MATTHIJS VERMEULEN

Componist, schrijver en denker

19551029 Jan Koetsier aan Matthijs Vermeulen

Jan Koetsier

aan

Matthijs Vermeulen

München, 29 oktober 1955

München 25, 29 Oct. 1955.

Zeer geachte Heer Vermeulen!

Naar aanleiding van de première van mijn III. Symphonie te München op 25 en 26 November a.s. onder de leiding van Eugen Jochum in een openbaar Abonnementsconcert van de "Bayerischer Rundfunk" in de "Herkules-saal der Residenz" veroorloof ik mij, na even geaarzeld te hebben, een persoonlijk woord tot U te richten.

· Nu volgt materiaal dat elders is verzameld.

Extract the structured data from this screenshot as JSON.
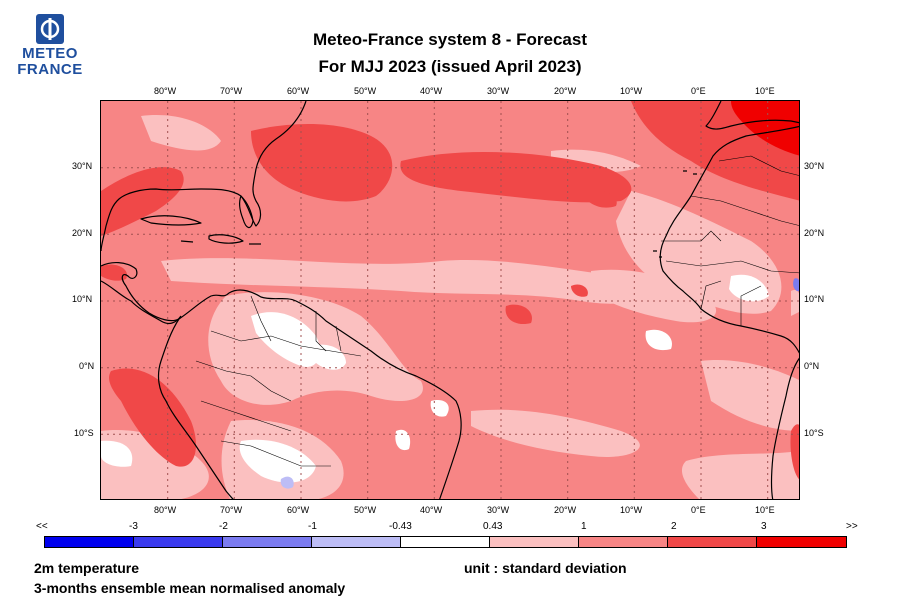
{
  "logo": {
    "line1": "METEO",
    "line2": "FRANCE"
  },
  "header": {
    "title_line1": "Meteo-France system 8  -  Forecast",
    "title_line2": "For MJJ 2023      (issued April 2023)"
  },
  "map": {
    "lon_ticks": [
      "80°W",
      "70°W",
      "60°W",
      "50°W",
      "40°W",
      "30°W",
      "20°W",
      "10°W",
      "0°E",
      "10°E"
    ],
    "lat_ticks": [
      "30°N",
      "20°N",
      "10°N",
      "0°N",
      "10°S"
    ],
    "extent": {
      "lon_min": -90,
      "lon_max": 15,
      "lat_min": -20,
      "lat_max": 40
    }
  },
  "colorbar": {
    "labels": [
      "<<",
      "-3",
      "-2",
      "-1",
      "-0.43",
      "0.43",
      "1",
      "2",
      "3",
      ">>"
    ],
    "colors": [
      "#0000ee",
      "#3a3aee",
      "#7b7bf0",
      "#bdbdf6",
      "#ffffff",
      "#fbc0c0",
      "#f78585",
      "#f04848",
      "#f00000"
    ]
  },
  "footer": {
    "variable": "2m temperature",
    "description": "3-months ensemble mean normalised anomaly",
    "unit": "unit : standard deviation"
  }
}
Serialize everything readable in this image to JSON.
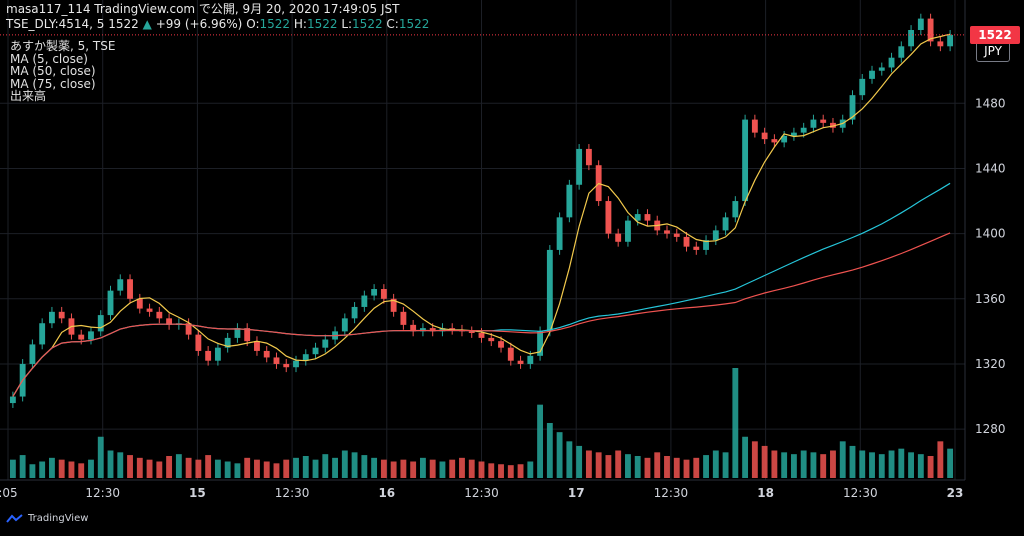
{
  "header": {
    "line1": "masa117_114 TradingView.com で公開, 9月 20, 2020 17:49:05 JST",
    "symbol": "TSE_DLY:4514, 5 1522",
    "change": "+99 (+6.96%)",
    "o_label": "O:",
    "o": "1522",
    "h_label": "H:",
    "h": "1522",
    "l_label": "L:",
    "l": "1522",
    "c_label": "C:",
    "c": "1522"
  },
  "legend": [
    "あすか製薬, 5, TSE",
    "MA (5, close)",
    "MA (50, close)",
    "MA (75, close)",
    "出来高"
  ],
  "currency": "JPY",
  "last_price": "1522",
  "footer": {
    "brand": "TradingView"
  },
  "colors": {
    "up": "#26a69a",
    "down": "#ef5350",
    "ma5": "#f2c94c",
    "ma50": "#26c6da",
    "ma75": "#ef5350",
    "vol_up": "#26a69a",
    "vol_down": "#ef5350"
  },
  "chart_data": {
    "type": "candlestick",
    "y_ticks": [
      1280,
      1320,
      1360,
      1400,
      1440,
      1480
    ],
    "ylim": [
      1250,
      1525
    ],
    "x_ticks": [
      ":05",
      "12:30",
      "15",
      "12:30",
      "16",
      "12:30",
      "17",
      "12:30",
      "18",
      "12:30",
      "23"
    ],
    "x_tick_pos": [
      0,
      20,
      40,
      60,
      80,
      100,
      120,
      140,
      160,
      180,
      200
    ],
    "xlim": [
      0,
      200
    ],
    "close": [
      1300,
      1320,
      1332,
      1345,
      1352,
      1348,
      1338,
      1335,
      1340,
      1350,
      1365,
      1372,
      1360,
      1354,
      1352,
      1348,
      1344,
      1345,
      1338,
      1328,
      1322,
      1330,
      1336,
      1342,
      1334,
      1328,
      1324,
      1320,
      1318,
      1322,
      1326,
      1330,
      1335,
      1340,
      1348,
      1355,
      1362,
      1366,
      1360,
      1352,
      1344,
      1340,
      1342,
      1340,
      1342,
      1341,
      1340,
      1339,
      1336,
      1334,
      1330,
      1322,
      1320,
      1325,
      1340,
      1390,
      1410,
      1430,
      1452,
      1442,
      1420,
      1400,
      1395,
      1408,
      1412,
      1408,
      1402,
      1400,
      1398,
      1392,
      1390,
      1396,
      1402,
      1410,
      1420,
      1470,
      1462,
      1458,
      1456,
      1460,
      1462,
      1465,
      1470,
      1468,
      1465,
      1470,
      1485,
      1495,
      1500,
      1502,
      1508,
      1515,
      1525,
      1532,
      1518,
      1515,
      1522
    ],
    "volume": [
      20,
      25,
      15,
      18,
      22,
      20,
      18,
      16,
      20,
      45,
      30,
      28,
      25,
      22,
      20,
      18,
      24,
      26,
      22,
      20,
      25,
      20,
      18,
      16,
      22,
      20,
      18,
      16,
      20,
      22,
      24,
      20,
      26,
      22,
      30,
      28,
      25,
      22,
      20,
      18,
      20,
      18,
      22,
      20,
      18,
      20,
      22,
      20,
      18,
      16,
      15,
      14,
      15,
      18,
      80,
      60,
      50,
      40,
      35,
      30,
      28,
      25,
      30,
      26,
      24,
      22,
      28,
      24,
      22,
      20,
      22,
      25,
      30,
      28,
      120,
      45,
      40,
      35,
      30,
      28,
      26,
      30,
      28,
      26,
      30,
      40,
      35,
      30,
      28,
      26,
      30,
      32,
      28,
      26,
      24,
      40,
      32
    ],
    "ma5_label": "MA (5, close)",
    "ma50_label": "MA (50, close)",
    "ma75_label": "MA (75, close)"
  }
}
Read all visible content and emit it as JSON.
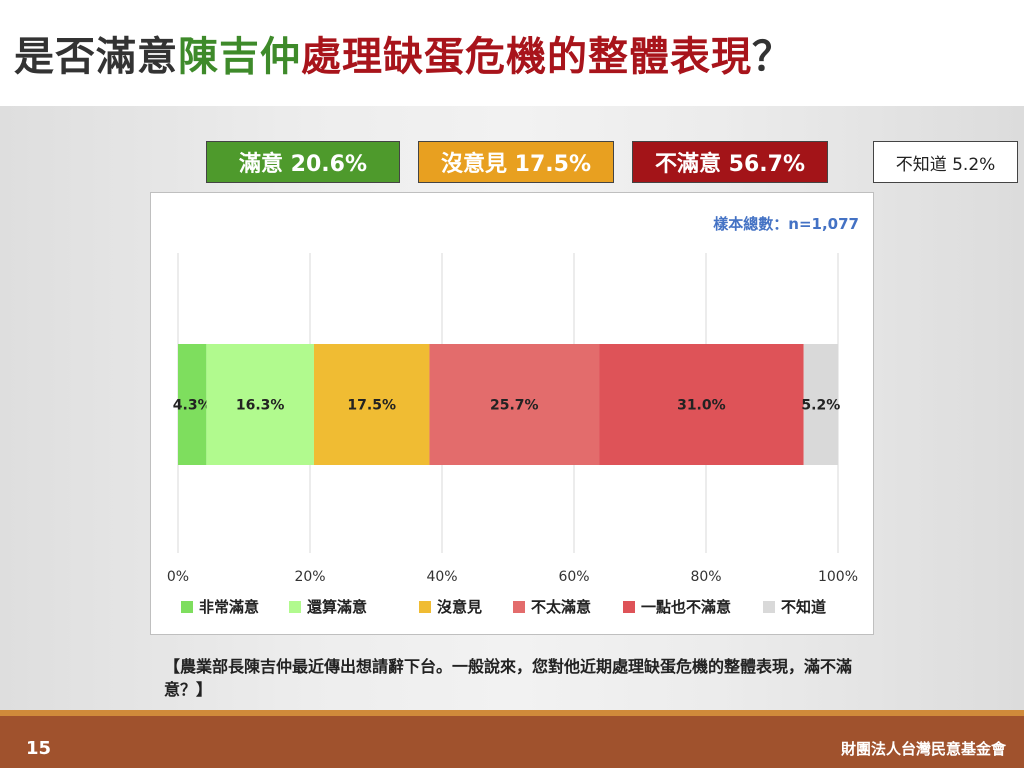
{
  "title": {
    "part1": "是否滿意",
    "part2": "陳吉仲",
    "part3": "處理缺蛋危機的整體表現",
    "part4": "？"
  },
  "colors": {
    "title_dark": "#333333",
    "title_green": "#3e8a2a",
    "title_red": "#a8141b"
  },
  "summary": [
    {
      "label": "滿意 20.6%",
      "bg": "#4e9a2c",
      "fg": "#ffffff"
    },
    {
      "label": "沒意見 17.5%",
      "bg": "#e8a020",
      "fg": "#ffffff"
    },
    {
      "label": "不滿意 56.7%",
      "bg": "#a31418",
      "fg": "#ffffff"
    },
    {
      "label": "不知道 5.2%",
      "bg": "#ffffff",
      "fg": "#222222"
    }
  ],
  "sample_note": "樣本總數：n=1,077",
  "question": "【農業部長陳吉仲最近傳出想請辭下台。一般說來，您對他近期處理缺蛋危機的整體表現，滿不滿意？】",
  "footer": {
    "page_number": "15",
    "org_name": "財團法人台灣民意基金會"
  },
  "chart_data": {
    "type": "bar",
    "orientation": "horizontal",
    "stacked": true,
    "xlim": [
      0,
      100
    ],
    "x_ticks": [
      "0%",
      "20%",
      "40%",
      "60%",
      "80%",
      "100%"
    ],
    "grid": true,
    "legend_position": "bottom",
    "series": [
      {
        "name": "非常滿意",
        "value": 4.3,
        "label": "4.3%",
        "color": "#7ede5e"
      },
      {
        "name": "還算滿意",
        "value": 16.3,
        "label": "16.3%",
        "color": "#b1fa8e"
      },
      {
        "name": "沒意見",
        "value": 17.5,
        "label": "17.5%",
        "color": "#f0bc33"
      },
      {
        "name": "不太滿意",
        "value": 25.7,
        "label": "25.7%",
        "color": "#e36c6c"
      },
      {
        "name": "一點也不滿意",
        "value": 31.0,
        "label": "31.0%",
        "color": "#de5358"
      },
      {
        "name": "不知道",
        "value": 5.2,
        "label": "5.2%",
        "color": "#d9d9d9"
      }
    ]
  }
}
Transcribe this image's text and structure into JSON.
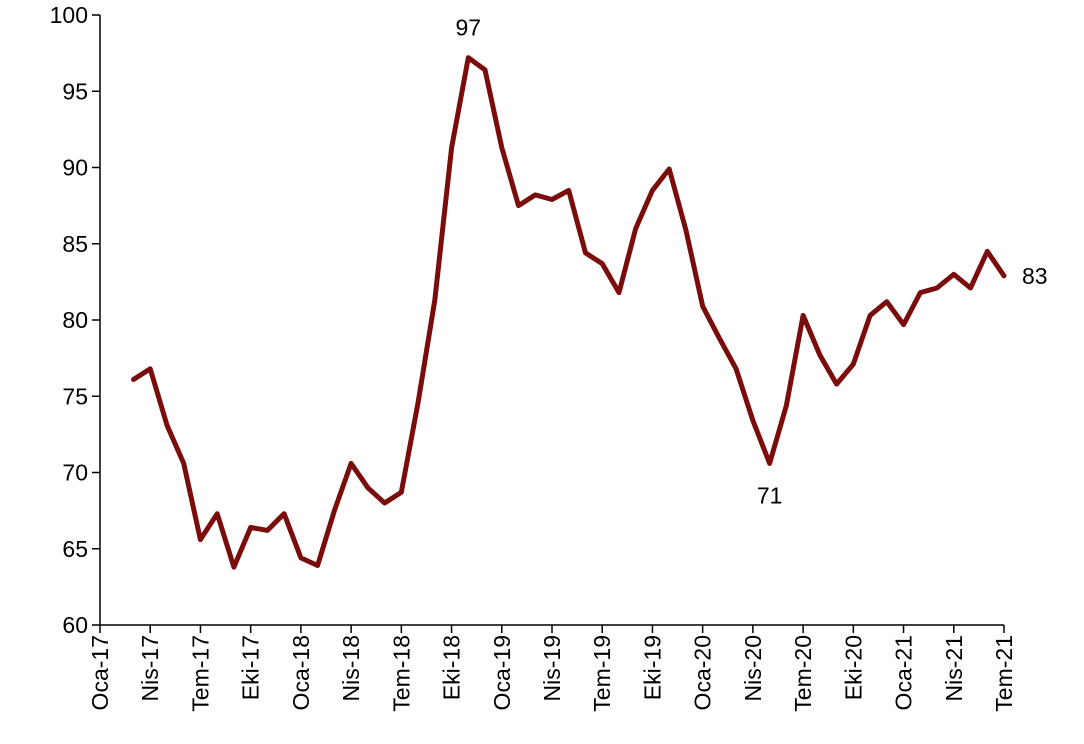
{
  "chart_data": {
    "type": "line",
    "categories": [
      "Oca-17",
      null,
      null,
      "Nis-17",
      null,
      null,
      "Tem-17",
      null,
      null,
      "Eki-17",
      null,
      null,
      "Oca-18",
      null,
      null,
      "Nis-18",
      null,
      null,
      "Tem-18",
      null,
      null,
      "Eki-18",
      null,
      null,
      "Oca-19",
      null,
      null,
      "Nis-19",
      null,
      null,
      "Tem-19",
      null,
      null,
      "Eki-19",
      null,
      null,
      "Oca-20",
      null,
      null,
      "Nis-20",
      null,
      null,
      "Tem-20",
      null,
      null,
      "Eki-20",
      null,
      null,
      "Oca-21",
      null,
      null,
      "Nis-21",
      null,
      null,
      "Tem-21"
    ],
    "values": [
      null,
      null,
      76.1,
      76.8,
      73.1,
      70.6,
      65.6,
      67.3,
      63.8,
      66.4,
      66.2,
      67.3,
      64.4,
      63.9,
      67.5,
      70.6,
      69.0,
      68.0,
      68.7,
      74.6,
      81.3,
      91.3,
      97.2,
      96.4,
      91.3,
      87.5,
      88.2,
      87.9,
      88.5,
      84.4,
      83.7,
      81.8,
      86.0,
      88.5,
      89.9,
      85.9,
      80.9,
      78.8,
      76.8,
      73.4,
      70.6,
      74.4,
      80.3,
      77.7,
      75.8,
      77.1,
      80.3,
      81.2,
      79.7,
      81.8,
      82.1,
      83.0,
      82.1,
      84.5,
      82.9
    ],
    "value_labels": [
      null,
      null,
      null,
      null,
      null,
      null,
      null,
      null,
      null,
      null,
      null,
      null,
      null,
      null,
      null,
      null,
      null,
      null,
      null,
      null,
      null,
      null,
      "97",
      null,
      null,
      null,
      null,
      null,
      null,
      null,
      null,
      null,
      null,
      null,
      null,
      null,
      null,
      null,
      null,
      null,
      "71",
      null,
      null,
      null,
      null,
      null,
      null,
      null,
      null,
      null,
      null,
      null,
      null,
      null,
      "83"
    ],
    "color": "#7b0c0c",
    "ylim": [
      60,
      100
    ],
    "yticks": [
      60,
      65,
      70,
      75,
      80,
      85,
      90,
      95,
      100
    ],
    "grid": false
  }
}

Mag ik, om te beginnen, mijn onverdeelde bewondering uiten voor Uw "muzische pen", die mij in de afgelopen jaren menig genot bij de lectuur van de "Groene Amsterdamer" verschaft heeft.

Toch moet mij iets van het hart, en U gelieve deze openhartigheid niet als ressentiment maar als een toegestoken hand op te vatten.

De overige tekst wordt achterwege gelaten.